L’heure est grave. Et ce n’est en nous disant que c’est pire ailleurs, que ça vient de plus haut, que nous n’avons pas le choix… que nous irons mieux. La responsabilité de l’institution, comme celle d’une famille, est avant tout de prendre soin des siens. Pas de suivre machinalement les injonctions. Qu’en est-il de l’éthique de notre institution ? Un comité en place et c’est tout ? Qu’en est-il des valeurs ? Un slogan à coller sur les voitures et c’est tout ? Quelle est cette machine qui nous broie ? Qui broie jusqu’à nos élans les uns envers les autres, parce que trop pressés, trop préoccupés… qui broie nos espaces de convivialité, nos petits fours à la sortie des réunions, capables de nous faire décompresser tous ensemble… Quelle est cette machine qui broie nos espaces de pensée parce que jugés trop coûteux ? Quelle est cette machine qui fait de nous des remplisseurs de cases, des applicateurs de protocoles, des travailleurs sociaux asociaux ? C’est quoi ce monde ?
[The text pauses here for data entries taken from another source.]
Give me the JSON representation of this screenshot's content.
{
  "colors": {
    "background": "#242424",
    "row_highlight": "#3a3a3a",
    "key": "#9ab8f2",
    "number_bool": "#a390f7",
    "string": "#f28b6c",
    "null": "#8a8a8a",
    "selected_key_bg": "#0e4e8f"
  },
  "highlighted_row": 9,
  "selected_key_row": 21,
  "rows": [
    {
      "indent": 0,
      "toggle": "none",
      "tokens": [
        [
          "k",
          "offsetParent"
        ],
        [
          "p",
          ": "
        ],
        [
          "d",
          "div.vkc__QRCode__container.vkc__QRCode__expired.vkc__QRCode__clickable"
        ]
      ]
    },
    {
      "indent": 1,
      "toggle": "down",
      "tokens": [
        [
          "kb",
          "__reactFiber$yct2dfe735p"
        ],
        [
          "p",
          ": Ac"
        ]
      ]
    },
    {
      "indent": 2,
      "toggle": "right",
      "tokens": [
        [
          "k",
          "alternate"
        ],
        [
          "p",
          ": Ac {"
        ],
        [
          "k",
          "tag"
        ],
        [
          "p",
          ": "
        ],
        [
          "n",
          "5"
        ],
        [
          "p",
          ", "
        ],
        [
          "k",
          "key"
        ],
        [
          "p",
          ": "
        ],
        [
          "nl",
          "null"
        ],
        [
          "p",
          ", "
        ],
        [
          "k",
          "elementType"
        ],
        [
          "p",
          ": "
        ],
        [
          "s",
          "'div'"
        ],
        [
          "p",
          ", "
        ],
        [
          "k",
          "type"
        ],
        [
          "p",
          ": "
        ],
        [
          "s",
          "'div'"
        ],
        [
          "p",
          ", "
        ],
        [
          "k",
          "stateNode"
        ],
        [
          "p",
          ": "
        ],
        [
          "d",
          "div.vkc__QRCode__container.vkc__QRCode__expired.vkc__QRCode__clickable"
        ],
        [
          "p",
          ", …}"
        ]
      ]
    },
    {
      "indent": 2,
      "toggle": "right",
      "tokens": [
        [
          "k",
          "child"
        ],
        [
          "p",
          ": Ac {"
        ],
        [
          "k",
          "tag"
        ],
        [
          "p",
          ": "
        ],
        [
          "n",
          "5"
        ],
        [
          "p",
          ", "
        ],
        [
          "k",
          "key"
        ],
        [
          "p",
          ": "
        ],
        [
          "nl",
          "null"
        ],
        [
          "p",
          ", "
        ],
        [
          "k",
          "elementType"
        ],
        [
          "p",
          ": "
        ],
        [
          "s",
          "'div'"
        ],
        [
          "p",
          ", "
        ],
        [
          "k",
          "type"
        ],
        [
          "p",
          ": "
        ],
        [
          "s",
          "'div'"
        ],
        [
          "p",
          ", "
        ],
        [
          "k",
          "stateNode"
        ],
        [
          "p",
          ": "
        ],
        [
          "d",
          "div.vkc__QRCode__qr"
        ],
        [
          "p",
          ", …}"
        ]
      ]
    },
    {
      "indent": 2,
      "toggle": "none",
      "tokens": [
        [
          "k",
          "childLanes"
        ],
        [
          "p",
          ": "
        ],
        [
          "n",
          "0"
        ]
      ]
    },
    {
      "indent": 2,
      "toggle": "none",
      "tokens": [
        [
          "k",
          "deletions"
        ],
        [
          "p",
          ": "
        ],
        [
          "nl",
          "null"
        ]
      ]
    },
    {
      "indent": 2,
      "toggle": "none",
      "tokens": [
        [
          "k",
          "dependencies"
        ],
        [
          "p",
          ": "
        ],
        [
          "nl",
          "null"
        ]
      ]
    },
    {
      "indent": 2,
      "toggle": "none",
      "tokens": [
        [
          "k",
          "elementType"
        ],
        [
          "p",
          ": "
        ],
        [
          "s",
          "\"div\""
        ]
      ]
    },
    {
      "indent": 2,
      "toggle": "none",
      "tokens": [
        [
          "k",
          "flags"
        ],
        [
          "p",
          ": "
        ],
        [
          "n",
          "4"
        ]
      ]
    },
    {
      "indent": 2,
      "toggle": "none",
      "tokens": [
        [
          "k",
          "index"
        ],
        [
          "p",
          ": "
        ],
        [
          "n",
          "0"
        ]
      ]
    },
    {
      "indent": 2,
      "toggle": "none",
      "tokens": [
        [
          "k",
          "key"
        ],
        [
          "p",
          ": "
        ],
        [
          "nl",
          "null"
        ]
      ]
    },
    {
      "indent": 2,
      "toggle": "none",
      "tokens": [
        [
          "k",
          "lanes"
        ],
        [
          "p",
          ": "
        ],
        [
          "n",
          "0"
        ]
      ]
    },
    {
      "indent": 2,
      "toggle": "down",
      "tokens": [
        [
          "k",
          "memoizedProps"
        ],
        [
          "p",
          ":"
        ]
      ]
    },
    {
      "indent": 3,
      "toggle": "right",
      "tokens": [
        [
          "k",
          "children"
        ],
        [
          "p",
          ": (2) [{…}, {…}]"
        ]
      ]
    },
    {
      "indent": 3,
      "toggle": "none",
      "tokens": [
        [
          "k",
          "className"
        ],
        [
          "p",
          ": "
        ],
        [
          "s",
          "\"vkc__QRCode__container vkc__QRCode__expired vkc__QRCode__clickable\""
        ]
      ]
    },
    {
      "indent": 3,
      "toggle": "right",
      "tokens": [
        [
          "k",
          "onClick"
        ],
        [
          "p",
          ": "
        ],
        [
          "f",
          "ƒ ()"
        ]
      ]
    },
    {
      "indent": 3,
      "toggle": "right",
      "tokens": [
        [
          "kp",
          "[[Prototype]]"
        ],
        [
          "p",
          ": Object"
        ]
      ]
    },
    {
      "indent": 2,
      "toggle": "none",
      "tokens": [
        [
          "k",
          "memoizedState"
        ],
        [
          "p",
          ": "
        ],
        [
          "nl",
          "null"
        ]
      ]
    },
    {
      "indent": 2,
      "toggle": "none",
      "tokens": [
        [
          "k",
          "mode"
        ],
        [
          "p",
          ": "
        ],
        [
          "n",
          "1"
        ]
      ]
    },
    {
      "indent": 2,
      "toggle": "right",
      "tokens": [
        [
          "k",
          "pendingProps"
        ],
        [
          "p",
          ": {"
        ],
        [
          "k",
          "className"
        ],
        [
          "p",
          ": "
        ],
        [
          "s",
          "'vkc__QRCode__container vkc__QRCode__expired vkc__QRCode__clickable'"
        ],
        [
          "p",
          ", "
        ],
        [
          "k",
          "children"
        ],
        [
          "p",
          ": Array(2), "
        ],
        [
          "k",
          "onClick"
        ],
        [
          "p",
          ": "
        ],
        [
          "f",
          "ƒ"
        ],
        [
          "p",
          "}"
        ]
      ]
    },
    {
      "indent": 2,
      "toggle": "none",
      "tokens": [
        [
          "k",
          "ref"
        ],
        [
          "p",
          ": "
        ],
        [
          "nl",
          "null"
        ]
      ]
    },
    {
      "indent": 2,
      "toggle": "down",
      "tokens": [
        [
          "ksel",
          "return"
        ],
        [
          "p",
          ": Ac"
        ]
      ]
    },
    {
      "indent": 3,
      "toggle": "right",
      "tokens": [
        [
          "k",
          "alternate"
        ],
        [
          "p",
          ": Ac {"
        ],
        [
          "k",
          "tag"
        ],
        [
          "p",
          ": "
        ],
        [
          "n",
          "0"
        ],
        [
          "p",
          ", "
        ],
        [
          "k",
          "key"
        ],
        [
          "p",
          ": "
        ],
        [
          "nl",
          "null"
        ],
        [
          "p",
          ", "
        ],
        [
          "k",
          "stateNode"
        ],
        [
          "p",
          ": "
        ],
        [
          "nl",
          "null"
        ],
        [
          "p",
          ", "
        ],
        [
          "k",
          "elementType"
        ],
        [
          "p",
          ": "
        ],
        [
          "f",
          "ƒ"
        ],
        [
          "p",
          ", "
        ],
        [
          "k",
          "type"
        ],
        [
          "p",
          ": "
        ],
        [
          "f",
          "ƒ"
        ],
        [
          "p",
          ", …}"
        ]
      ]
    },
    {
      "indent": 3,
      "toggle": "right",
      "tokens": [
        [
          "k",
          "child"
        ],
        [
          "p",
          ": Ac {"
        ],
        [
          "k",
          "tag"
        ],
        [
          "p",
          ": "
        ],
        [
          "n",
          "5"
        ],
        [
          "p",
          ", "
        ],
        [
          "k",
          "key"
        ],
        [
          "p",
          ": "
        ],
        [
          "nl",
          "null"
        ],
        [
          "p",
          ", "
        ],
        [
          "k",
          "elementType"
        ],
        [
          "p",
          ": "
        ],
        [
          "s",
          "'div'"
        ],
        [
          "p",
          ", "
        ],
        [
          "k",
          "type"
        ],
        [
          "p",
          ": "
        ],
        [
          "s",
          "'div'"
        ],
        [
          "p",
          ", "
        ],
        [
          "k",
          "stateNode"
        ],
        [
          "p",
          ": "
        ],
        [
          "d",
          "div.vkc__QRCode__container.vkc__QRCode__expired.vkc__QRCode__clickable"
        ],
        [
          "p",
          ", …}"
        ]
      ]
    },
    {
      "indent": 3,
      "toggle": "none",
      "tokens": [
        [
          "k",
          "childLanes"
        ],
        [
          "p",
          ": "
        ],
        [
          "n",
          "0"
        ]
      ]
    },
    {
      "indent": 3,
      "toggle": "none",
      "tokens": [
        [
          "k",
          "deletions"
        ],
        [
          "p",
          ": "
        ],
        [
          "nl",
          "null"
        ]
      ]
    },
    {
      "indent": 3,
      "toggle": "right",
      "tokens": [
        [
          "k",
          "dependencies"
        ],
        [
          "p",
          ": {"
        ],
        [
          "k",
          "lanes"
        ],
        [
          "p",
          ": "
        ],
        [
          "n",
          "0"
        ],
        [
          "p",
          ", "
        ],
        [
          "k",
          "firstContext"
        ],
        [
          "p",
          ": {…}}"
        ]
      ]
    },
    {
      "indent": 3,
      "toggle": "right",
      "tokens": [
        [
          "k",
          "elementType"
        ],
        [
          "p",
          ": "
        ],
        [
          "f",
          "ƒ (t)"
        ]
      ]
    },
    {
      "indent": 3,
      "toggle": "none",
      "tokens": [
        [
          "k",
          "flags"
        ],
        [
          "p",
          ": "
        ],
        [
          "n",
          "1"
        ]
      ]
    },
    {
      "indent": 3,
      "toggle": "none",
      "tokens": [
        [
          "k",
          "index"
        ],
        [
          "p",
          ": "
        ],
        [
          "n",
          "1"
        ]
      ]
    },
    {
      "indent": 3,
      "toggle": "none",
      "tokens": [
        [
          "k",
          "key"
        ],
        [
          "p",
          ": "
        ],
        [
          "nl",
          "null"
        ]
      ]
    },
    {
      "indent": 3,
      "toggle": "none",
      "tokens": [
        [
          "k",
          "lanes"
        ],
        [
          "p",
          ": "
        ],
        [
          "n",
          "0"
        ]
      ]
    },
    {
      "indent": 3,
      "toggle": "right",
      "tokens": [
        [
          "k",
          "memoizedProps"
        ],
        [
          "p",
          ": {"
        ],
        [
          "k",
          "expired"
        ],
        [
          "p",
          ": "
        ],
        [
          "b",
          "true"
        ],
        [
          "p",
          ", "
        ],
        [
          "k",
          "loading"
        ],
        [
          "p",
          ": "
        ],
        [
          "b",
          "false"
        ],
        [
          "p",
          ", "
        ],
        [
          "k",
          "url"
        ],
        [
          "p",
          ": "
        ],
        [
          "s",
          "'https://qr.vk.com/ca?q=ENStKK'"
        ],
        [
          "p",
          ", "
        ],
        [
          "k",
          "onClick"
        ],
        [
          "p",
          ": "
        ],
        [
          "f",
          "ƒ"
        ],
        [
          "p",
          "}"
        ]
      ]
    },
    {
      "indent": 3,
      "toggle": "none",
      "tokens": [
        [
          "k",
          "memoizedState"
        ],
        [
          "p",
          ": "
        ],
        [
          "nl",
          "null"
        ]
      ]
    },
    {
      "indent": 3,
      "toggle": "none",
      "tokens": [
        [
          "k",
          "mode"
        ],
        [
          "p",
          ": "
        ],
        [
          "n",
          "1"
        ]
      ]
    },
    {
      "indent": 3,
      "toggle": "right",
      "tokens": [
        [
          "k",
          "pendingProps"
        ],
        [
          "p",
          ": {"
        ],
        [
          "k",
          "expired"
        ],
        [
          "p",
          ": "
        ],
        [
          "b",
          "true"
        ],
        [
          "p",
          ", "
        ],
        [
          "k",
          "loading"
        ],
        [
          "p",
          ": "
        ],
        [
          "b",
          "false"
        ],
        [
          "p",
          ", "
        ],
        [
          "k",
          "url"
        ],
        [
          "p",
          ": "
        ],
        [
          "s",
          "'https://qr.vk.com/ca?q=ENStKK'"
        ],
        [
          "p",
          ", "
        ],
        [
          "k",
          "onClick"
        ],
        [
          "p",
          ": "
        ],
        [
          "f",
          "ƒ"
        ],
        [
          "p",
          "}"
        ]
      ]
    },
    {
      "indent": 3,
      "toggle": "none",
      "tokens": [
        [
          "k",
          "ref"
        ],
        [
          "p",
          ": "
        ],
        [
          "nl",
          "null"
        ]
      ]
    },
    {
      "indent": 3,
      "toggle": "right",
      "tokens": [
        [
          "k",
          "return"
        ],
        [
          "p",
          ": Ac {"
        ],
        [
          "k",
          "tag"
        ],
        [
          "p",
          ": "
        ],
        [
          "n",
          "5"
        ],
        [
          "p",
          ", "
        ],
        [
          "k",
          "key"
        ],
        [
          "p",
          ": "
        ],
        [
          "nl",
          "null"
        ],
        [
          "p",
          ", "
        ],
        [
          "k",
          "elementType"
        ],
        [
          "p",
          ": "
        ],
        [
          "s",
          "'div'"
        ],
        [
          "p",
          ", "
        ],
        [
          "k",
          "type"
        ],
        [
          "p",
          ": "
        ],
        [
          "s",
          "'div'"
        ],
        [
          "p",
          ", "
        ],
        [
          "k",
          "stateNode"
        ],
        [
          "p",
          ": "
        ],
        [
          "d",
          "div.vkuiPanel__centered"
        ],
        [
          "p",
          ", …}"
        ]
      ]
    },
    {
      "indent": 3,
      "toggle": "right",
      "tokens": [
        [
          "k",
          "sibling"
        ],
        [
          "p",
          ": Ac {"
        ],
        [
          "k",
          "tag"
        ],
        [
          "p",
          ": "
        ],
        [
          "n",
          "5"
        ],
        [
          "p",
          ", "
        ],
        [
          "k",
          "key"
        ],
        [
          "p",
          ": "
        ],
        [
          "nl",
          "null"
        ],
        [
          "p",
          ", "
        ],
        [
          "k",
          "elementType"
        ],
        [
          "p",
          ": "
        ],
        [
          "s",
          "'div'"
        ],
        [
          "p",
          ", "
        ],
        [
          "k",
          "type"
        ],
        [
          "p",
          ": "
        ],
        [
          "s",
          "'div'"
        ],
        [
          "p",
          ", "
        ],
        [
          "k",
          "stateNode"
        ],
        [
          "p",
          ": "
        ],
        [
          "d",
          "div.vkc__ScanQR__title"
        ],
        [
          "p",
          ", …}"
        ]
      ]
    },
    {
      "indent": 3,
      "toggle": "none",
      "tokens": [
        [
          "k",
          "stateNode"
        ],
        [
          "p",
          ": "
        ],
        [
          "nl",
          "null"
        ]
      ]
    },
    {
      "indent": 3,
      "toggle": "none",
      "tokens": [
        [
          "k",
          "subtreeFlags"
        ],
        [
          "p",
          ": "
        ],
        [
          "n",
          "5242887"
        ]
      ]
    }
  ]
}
J’ai peur du jour où quand quelqu’un tombera, personne ne s’arrêtera pour l’aider à se relever parce que trop pressé, trop préoccupé, trop apeuré ; du jour où ils seront tellement nombreux à tomber qu’on ne pourra plus s’arrêter, plus avancer. C’est quoi ce monde ? Où ils ne comprennent pas que le bien-être au travail c’est primordial ; que si on ne prend pas soin des soignants, ils ne peuvent plus soigner ; que si on ne prend pas soin des éducateurs, des instituteurs, ils ne peuvent plus accompagner ; si on ne prend pas soin des chefs, ils ne peuvent plus soutenir ; si on ne prend pas soin des secrétaires, elles ne peuvent plus transmettre ; si on ne prend pas soin des agents de nettoyage, ils ne peuvent plus rendre accueillant.
Comment font-ils pour ne pas comprendre que le travail social a besoin d’humains bien dans leur peau, bien dans leur institution, bien dans leur équipe ? À besoin d’humains ? C’est quoi ce monde qu’elle a choisi de quitter ?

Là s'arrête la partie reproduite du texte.